Infine, comunque, per quanto riguarda la disputa tra ipotesi biologica (universalità delle emozioni) e ipotesi costruttivista (le emozioni si formano dall’interazione con il sociale) non si è ancora arrivati ad una conclusione certa: le emozioni sono molto simili per tutti i soggetti dei vari paesi e hanno, quindi, un certo carattere di universalità; le differenze culturali, anche se deboli, esistono e non possono essere ignorate, per cui non è accettabile neanche l’ipotesi biologica nella sua forma più radicale.

I vantaggi che possono derivare dal confronto sociale basato sulle emozioni sono numerosi:

a) intanto soddisfano una prima necessità che è quella di precisare, chiarire e rielaborare a livello cognitivo le sensazioni fisiche che hanno accompagnato l’emozione;

b) in secondo luogo, il parlare ripetutamente con gli altri di un evento emotivo, aiuta a guardare con distacco a quello che è successo, migliorando la capacità di giudizio e contribuisce a riordinare le idee, schematizzare l’episodio, dando ordine temporale e causale all’evento. Condividere con gli altri le proprie emozioni è anche un modo per meglio fronteggiare la situazione interna ed esterna suscitata dall’evento emotivo.

Tutto ciò rafforza la nostra identità sociale perché consolida il rapporto interpersonale con coloro a cui ci rivolgiamo se essi mostrano di capire e di accettare come giusto e legittimo il nostro stato emotivo; in più, ci fa sentire parte di una comunità nel momento in cui scopriamo che le nostre reazioni ed espressioni emotive sono condivise e rispecchiano le norme sociali. Rimè e collaboratori hanno distinto due aspetti del fenomeno: la condivisione sociale e la ruminazione.

Per “condivisione sociale” si intende propriamente la rievocazione che si esprime con una narrazione ad altri, mentre la “ruminazione mentale” corrisponde alla rievocazione solo interiore che una persona fa ripensando volutamente alle proprie esperienze emotive.

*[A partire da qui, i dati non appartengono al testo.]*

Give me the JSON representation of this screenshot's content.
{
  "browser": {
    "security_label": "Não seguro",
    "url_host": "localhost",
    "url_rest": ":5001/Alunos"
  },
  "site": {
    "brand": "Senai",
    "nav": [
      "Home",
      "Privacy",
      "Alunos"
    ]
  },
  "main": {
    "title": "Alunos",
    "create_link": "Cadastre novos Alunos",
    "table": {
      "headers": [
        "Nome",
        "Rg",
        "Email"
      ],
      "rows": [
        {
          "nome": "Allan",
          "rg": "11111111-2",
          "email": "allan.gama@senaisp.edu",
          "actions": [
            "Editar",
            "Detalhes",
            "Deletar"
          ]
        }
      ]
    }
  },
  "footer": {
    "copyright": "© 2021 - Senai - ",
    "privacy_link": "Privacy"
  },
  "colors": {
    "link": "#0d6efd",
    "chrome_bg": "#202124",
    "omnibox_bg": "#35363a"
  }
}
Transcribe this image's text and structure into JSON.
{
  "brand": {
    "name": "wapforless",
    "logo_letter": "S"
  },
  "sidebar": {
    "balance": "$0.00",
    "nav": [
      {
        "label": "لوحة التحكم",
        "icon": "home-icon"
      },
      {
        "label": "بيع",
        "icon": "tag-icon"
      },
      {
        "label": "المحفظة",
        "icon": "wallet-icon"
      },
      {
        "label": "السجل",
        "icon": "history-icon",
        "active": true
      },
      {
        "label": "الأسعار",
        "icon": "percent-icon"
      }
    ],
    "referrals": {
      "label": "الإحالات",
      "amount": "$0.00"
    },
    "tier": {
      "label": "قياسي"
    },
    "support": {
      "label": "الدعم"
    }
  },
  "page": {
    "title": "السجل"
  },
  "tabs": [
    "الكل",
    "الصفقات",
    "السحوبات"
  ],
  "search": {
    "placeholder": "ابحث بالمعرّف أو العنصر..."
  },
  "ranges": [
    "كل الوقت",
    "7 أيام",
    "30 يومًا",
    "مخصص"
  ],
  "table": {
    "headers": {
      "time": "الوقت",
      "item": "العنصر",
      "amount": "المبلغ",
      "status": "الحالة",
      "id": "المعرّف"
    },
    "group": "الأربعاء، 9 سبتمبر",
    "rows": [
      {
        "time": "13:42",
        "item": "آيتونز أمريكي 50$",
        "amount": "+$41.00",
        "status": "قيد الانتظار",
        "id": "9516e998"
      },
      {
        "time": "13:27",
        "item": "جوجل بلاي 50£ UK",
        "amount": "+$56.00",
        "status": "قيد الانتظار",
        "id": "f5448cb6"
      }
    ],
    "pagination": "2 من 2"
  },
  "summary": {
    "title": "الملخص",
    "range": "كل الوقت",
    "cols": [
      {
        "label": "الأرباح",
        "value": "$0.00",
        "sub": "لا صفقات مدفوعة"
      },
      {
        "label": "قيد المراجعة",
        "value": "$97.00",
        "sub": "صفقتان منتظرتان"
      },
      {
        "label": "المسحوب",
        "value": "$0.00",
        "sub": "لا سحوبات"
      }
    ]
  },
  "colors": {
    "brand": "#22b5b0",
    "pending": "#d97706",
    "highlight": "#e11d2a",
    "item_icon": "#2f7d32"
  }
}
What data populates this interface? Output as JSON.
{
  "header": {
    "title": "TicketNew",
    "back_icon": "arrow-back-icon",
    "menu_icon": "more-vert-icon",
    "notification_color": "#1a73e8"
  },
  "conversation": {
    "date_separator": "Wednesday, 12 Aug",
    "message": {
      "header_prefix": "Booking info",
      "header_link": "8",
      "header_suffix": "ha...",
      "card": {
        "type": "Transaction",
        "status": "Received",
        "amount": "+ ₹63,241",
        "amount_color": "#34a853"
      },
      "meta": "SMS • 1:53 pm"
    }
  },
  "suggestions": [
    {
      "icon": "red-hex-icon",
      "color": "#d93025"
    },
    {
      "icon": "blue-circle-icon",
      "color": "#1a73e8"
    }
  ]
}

Sociologi, antropologi e psicologi sociali sono particolarmente attenti alle nozioni di competenza emotiva: “dimostrazione della propria efficacia in una situazione sociale capace di suscitare emozioni”.

Questa complessa abilità richiede innanzi tutto che le persone abbiano consapevolezza del proprio stato emotivo e sappiano identificare correttamente e partecipare empaticamente alle emozioni di altri. È necessario anche aver presente che non c’è sempre corrispondenza tra stato emotivo interiore ed espressione manifesta dell’emozione, sia in se stessi sia negli altri.

Una buona competenza non può prescindere dalla conoscenza e condivisione delle regole di esibizione delle emozioni e dalla capacità di usare adeguatamente il “lessico emotivo” tipico del proprio ambiente. La competenza emotiva è dunque il risultato dell’interazione di fattori personali – come il sesso, il temperamento, l’intelligenza – e sociali, ossia i dettami delle teorie ingenue che circolano in ogni cultura e che fissano il valore delle emozioni, definiscono i loro caratteri stereotipaci e ne regolano l’andamento (durata, intensità, modalità espressive) nelle interazioni sociali.

Queste informazioni sono veicolate dal processo di socializzazione che inizia findalla nascita e comprende una vera e propria educazione alle emozioni, intervento questo che in certe culture sembra avere la marcata tendenza a “denaturalizzare” la qualità dell’esperienza emotiva individuale (White, 1993) a favore della sua culturalizzazione. Naturalmente anche se la società si adopera per impartire un’educazione emotiva, le reazione dei singoli non vengono completamente livellate e ognuno mantiene un certo grado di individualità nel modo di esperire le emozioni.